TOKYO: Tokyo stocks have closed 0.15 per cent higher with exporters supported by a weaker yen, while investors weighed China’s interest rate cut at the weekend.
The Nikkei 225 index at the Tokyo Stock Exchange added 28.94 points to end at 18,826.88 on Monday , while the Topix index of all first-section issues edged up 0.07 per cent, or 1.12 points, to 1,524.97.
“Tokyo markets are higher today because of the weaker yen and after US shares reached a new record,” said Juichi Wako, a Nomura Holdings senior strategist.
“However, the sense of overheating in the short-term is getting stronger. Gains were too fast and we need to see it correct.”
The Nikkei opened strongly as Wall Street hovered near record highs.
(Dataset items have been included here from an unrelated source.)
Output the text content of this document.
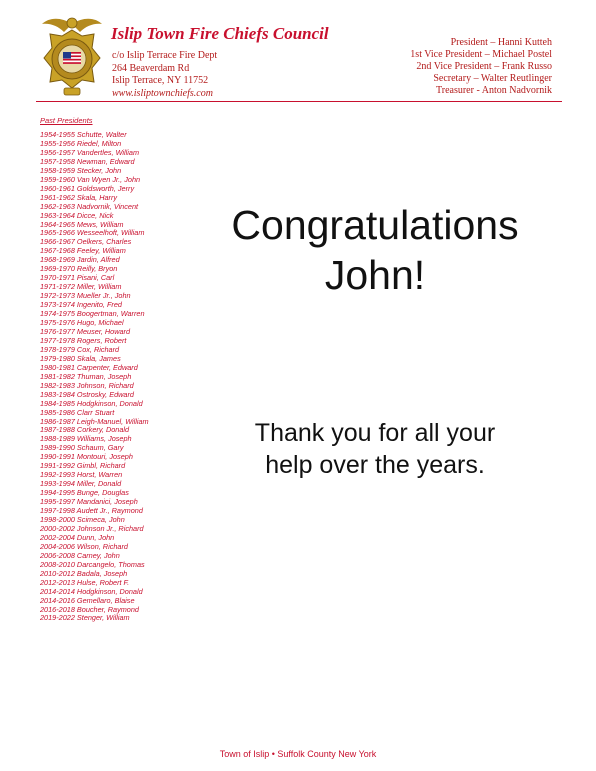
Islip Town Fire Chiefs Council
c/o Islip Terrace Fire Dept
264 Beaverdam Rd
Islip Terrace, NY 11752
www.isliptownchiefs.com
President – Hanni Kutteh
1st Vice President – Michael Postel
2nd Vice President – Frank Russo
Secretary – Walter Reutlinger
Treasurer - Anton Nadvornik
Past Presidents
1954-1955 Schutte, Walter
1955-1956 Riedel, Milton
1956-1957 Vandertles, William
1957-1958 Newman, Edward
1958-1959 Stecker, John
1959-1960 Van Wyen Jr., John
1960-1961 Goldsworth, Jerry
1961-1962 Skala, Harry
1962-1963 Nadvornik, Vincent
1963-1964 Dicce, Nick
1964-1965 Mews, William
1965-1966 Wesseelhoft, William
1966-1967 Oelkers, Charles
1967-1968 Feeley, William
1968-1969 Jardin, Alfred
1969-1970 Reilly, Bryon
1970-1971 Pisani, Carl
1971-1972 Miller, William
1972-1973 Mueller Jr., John
1973-1974 Ingenito, Fred
1974-1975 Boogertman, Warren
1975-1976 Hugo, Michael
1976-1977 Meuser, Howard
1977-1978 Rogers, Robert
1978-1979 Cox, Richard
1979-1980 Skala, James
1980-1981 Carpenter, Edward
1981-1982 Thuman, Joseph
1982-1983 Johnson, Richard
1983-1984 Ostrosky, Edward
1984-1985 Hodgkinson, Donald
1985-1986 Clarr Stuart
1986-1987 Leigh-Manuel, William
1987-1988 Corkery, Donald
1988-1989 Williams, Joseph
1989-1990 Schaum, Gary
1990-1991 Montouri, Joseph
1991-1992 Gimbl, Richard
1992-1993 Horst, Warren
1993-1994 Miller, Donald
1994-1995 Bunge, Douglas
1995-1997 Mandanici, Joseph
1997-1998 Audett Jr., Raymond
1998-2000 Scimeca, John
2000-2002 Johnson Jr., Richard
2002-2004 Dunn, John
2004-2006 Wilson, Richard
2006-2008 Carney, John
2008-2010 Darcangelo, Thomas
2010-2012 Badala, Joseph
2012-2013 Hulse, Robert F.
2014-2014 Hodgkinson, Donald
2014-2016 Gemellaro, Blaise
2016-2018 Boucher, Raymond
2019-2022 Stenger, William
Congratulations
John!
Thank you for all your
help over the years.
Town of Islip • Suffolk County New York
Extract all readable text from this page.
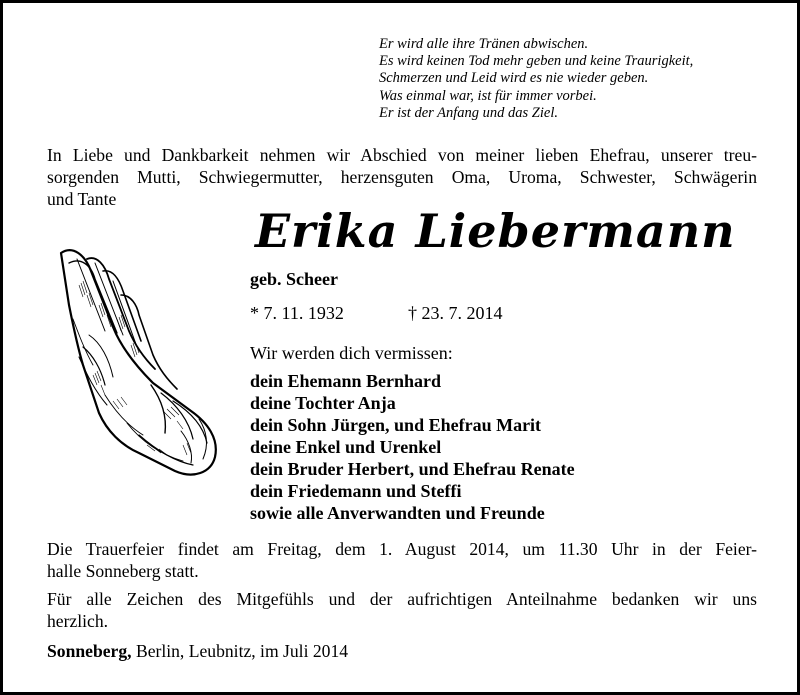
Er wird alle ihre Tränen abwischen.
Es wird keinen Tod mehr geben und keine Traurigkeit,
Schmerzen und Leid wird es nie wieder geben.
Was einmal war, ist für immer vorbei.
Er ist der Anfang und das Ziel.
In Liebe und Dankbarkeit nehmen wir Abschied von meiner lieben Ehefrau, unserer treu-
sorgenden Mutti, Schwiegermutter, herzensguten Oma, Uroma, Schwester, Schwägerin
und Tante
Erika Liebermann
geb. Scheer
* 7. 11. 1932	† 23. 7. 2014
Wir werden dich vermissen:
dein Ehemann Bernhard
deine Tochter Anja
dein Sohn Jürgen, und Ehefrau Marit
deine Enkel und Urenkel
dein Bruder Herbert, und Ehefrau Renate
dein Friedemann und Steffi
sowie alle Anverwandten und Freunde
Die Trauerfeier findet am Freitag, dem 1. August 2014, um 11.30 Uhr in der Feier-
halle Sonneberg statt.
Für alle Zeichen des Mitgefühls und der aufrichtigen Anteilnahme bedanken wir uns
herzlich.
Sonneberg, Berlin, Leubnitz, im Juli 2014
But the Japanese market lost some gains to profit taking, while investors cast an eye on the latest central bank move to ease monetary policy in a bid to kickstart faltering growth.
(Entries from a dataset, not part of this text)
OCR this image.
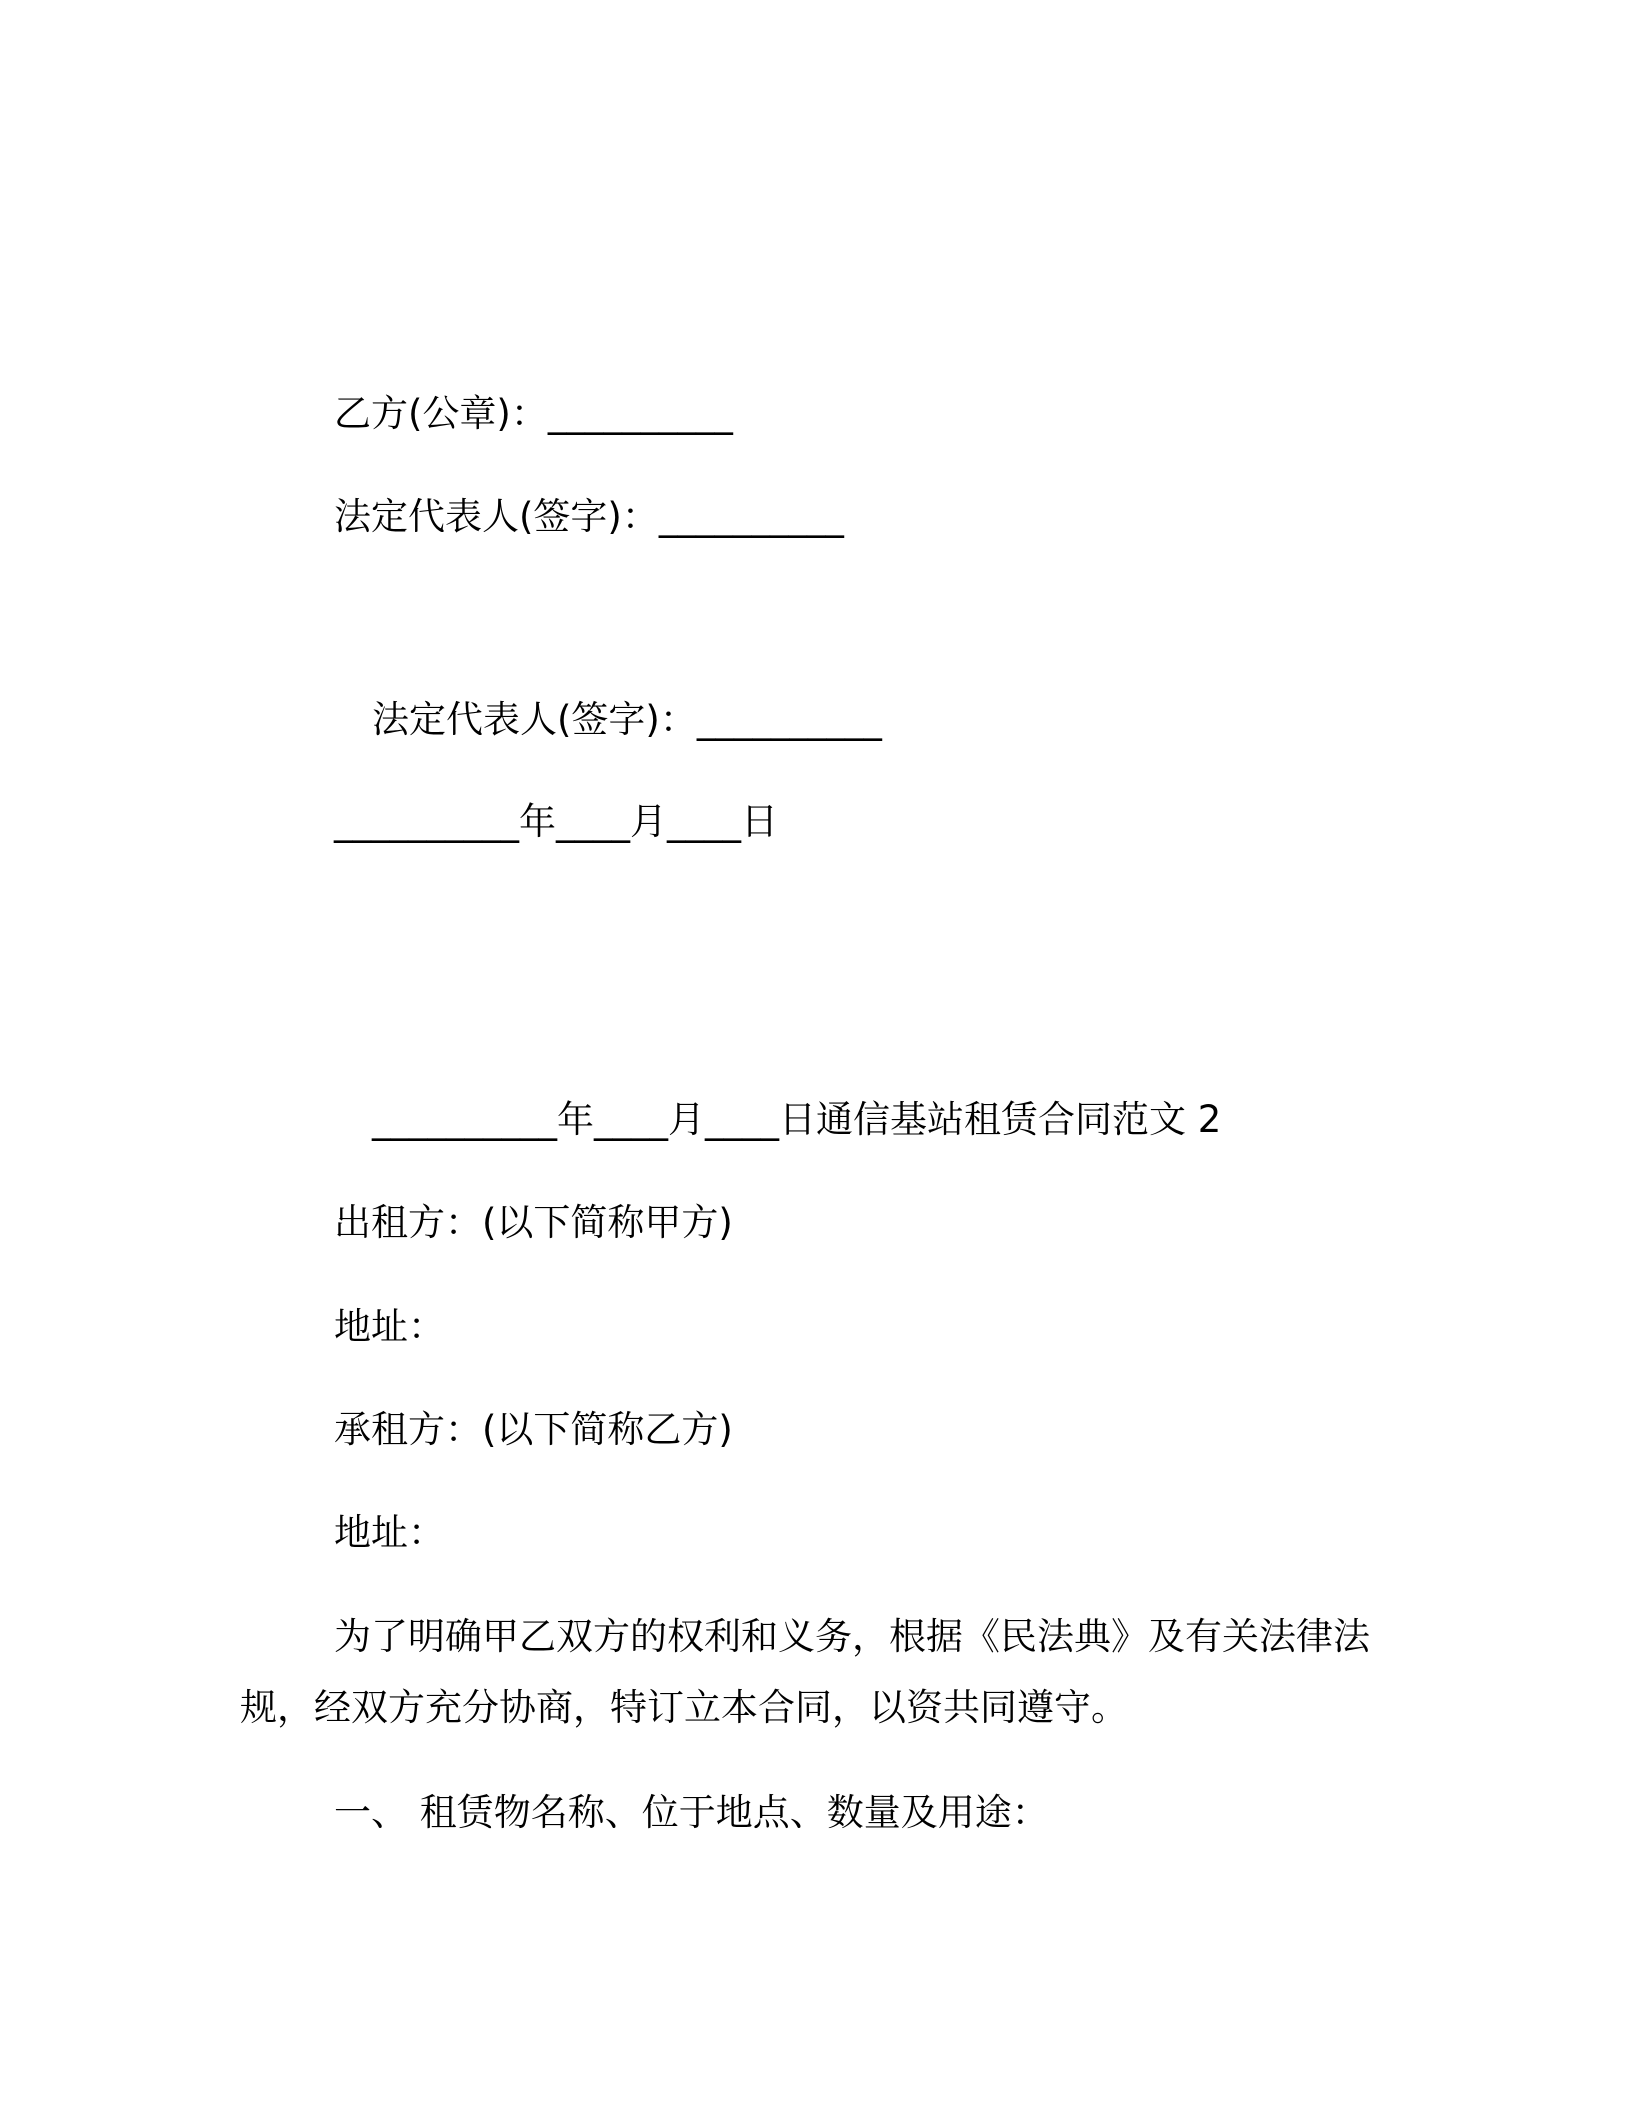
乙方(公章)：__________
法定代表人(签字)：__________
法定代表人(签字)：__________
__________年____月____日
__________年____月____日通信基站租赁合同范文 2
出租方：(以下简称甲方)
地址：
承租方：(以下简称乙方)
地址：
为了明确甲乙双方的权利和义务，根据《民法典》及有关法律法
规，经双方充分协商，特订立本合同，以资共同遵守。
一、 租赁物名称、位于地点、数量及用途：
On Saturday, the People’s Bank of China cut interest rates by 25 basis points, citing “historically low inflation” among the factors behind its decision.
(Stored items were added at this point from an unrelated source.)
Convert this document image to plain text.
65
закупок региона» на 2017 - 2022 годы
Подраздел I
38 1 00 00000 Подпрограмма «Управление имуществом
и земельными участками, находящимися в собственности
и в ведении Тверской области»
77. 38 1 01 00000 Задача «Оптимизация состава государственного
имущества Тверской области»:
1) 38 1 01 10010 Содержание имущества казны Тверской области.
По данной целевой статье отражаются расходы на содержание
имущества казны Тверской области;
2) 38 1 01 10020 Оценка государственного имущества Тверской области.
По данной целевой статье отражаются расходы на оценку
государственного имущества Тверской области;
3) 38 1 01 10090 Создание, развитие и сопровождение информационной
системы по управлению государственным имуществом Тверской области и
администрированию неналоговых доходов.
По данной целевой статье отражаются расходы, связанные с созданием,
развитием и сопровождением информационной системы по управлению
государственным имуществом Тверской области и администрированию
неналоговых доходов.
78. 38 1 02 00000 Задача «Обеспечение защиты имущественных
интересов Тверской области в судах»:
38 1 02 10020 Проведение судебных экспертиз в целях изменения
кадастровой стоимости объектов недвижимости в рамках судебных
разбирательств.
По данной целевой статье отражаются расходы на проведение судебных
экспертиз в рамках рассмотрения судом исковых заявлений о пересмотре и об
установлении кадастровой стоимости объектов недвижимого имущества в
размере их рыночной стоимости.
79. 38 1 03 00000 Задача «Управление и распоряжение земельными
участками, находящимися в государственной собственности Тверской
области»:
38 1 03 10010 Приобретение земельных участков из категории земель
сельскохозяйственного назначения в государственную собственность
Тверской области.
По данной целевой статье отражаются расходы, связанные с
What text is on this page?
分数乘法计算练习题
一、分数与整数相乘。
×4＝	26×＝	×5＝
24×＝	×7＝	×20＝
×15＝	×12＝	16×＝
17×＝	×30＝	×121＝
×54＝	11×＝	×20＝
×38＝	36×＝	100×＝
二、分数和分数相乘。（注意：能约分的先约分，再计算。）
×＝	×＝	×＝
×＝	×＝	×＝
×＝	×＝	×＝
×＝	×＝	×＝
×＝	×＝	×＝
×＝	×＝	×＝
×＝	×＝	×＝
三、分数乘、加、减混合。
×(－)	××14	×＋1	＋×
The move is the latest by authorities aimed at helping the world’s number-two economy regain its lustre after it grew in 2014 at its slowest pace since 1990.
This month the PBoC also cut the percentage of funds banks must hold in reserve, known as the reserve requirement ratio, to try to boost lending.
“China is clearly slowing down, you don’t cut rates twice in three months if things are going stunningly well,” Mark Lister, head of private wealth research at Craigs Investment Partners, told Bloomberg News.